Today, for some reason, all the girls are wearing their hair in absolutely dead straight locks. They look like swamp vines. An everglade of teenage girls. There is something alien and unnerving about it—twenty straight-haired teenage girls looking at you with silent expressions.
“It’s for our yearbook pictures,” Dixie explains. “They’re being taken today during lunch.”
“Yearbook? But it’s only the second week of school.”
“I know, but when you’re a senior…” She trails off as though it were self-explanatory.

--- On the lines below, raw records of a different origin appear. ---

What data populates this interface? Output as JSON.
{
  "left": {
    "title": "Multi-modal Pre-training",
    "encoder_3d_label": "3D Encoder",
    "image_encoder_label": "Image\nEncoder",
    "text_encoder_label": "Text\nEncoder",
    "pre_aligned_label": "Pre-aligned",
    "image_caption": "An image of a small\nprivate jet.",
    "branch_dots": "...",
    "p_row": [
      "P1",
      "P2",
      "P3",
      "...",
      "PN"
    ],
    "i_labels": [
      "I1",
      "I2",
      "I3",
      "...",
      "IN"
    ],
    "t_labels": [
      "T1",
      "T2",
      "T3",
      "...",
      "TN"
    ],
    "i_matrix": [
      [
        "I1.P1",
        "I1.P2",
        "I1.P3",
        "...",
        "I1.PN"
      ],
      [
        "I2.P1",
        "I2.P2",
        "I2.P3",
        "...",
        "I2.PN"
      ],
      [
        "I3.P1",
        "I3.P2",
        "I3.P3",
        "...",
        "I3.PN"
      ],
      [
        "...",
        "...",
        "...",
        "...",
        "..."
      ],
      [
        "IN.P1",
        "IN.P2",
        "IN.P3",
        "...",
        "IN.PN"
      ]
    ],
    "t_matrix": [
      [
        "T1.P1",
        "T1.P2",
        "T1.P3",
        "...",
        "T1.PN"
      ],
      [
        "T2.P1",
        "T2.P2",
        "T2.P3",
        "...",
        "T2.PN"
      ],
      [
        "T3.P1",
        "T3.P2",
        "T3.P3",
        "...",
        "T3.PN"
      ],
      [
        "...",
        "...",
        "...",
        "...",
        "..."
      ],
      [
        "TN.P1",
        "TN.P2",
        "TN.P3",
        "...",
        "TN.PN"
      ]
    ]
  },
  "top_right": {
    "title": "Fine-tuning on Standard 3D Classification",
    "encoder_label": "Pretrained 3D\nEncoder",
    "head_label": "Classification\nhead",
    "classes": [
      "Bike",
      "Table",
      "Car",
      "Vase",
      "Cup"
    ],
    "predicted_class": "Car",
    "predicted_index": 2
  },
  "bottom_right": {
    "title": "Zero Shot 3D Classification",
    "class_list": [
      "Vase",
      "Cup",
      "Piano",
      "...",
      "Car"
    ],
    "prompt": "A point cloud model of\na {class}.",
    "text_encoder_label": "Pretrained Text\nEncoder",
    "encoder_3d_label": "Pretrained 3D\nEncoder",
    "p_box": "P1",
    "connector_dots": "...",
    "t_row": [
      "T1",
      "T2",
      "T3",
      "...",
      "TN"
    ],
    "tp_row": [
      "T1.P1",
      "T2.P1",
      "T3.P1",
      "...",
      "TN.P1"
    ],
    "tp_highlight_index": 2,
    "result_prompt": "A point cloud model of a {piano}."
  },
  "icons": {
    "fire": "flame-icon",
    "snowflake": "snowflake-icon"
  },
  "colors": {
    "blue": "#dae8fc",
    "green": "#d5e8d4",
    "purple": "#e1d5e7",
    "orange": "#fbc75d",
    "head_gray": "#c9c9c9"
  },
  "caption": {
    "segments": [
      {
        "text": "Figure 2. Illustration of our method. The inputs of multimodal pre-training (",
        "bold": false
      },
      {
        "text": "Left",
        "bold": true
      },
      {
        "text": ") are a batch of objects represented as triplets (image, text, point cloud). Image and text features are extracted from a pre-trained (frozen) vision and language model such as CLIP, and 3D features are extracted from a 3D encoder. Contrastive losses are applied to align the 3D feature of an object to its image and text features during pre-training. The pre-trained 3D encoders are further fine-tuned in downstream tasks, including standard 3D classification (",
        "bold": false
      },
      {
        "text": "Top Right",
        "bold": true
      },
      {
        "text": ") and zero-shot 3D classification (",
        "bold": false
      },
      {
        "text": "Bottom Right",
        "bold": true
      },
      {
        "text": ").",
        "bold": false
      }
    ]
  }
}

“Yes?” Binhammer says. “What about seniors?”
“You know,” Dixie continues, rolling her eyes. “The senior pictures are in color. And they’re bigger. You have to look really good. It’s our senior year, Mr. Binhammer. Some girls have to have their picture retaken four times before it comes out right.”
“Oh,” Binhammer says, nodding. Then, “But why straight hair? I mean—”
But the bell rings before he can finish his thought, and the girls pop up from their seats as though they were on some mechanical trigger. He watches them march out, Liz Warren sullen as ever and refusing to even glance in his direction, Dixie giving him a wide, toothy smile. At the last minute Dixie seems to remember something and comes back to his desk.
“By the way, Mr. Binhammer, do you think you have time to meet with me some time? About my paper, I mean?”
“What paper?” he says. “There’s not a paper due for three weeks.”
“I know,” she says, “but I had some ideas I was thinking about, and I don’t know if they’re any good or not.”
He stares at her. He wonders how long her hair can stay straight like that. He always liked her hair before: big curls that seemed to hold together like winding ivy on a wall. He could always pick her out of a crowded hallway, even from behind. He could call her name—“Dixie!”—and when she turned around, there would be her face, all lit up and puckered with the redness of girlhood.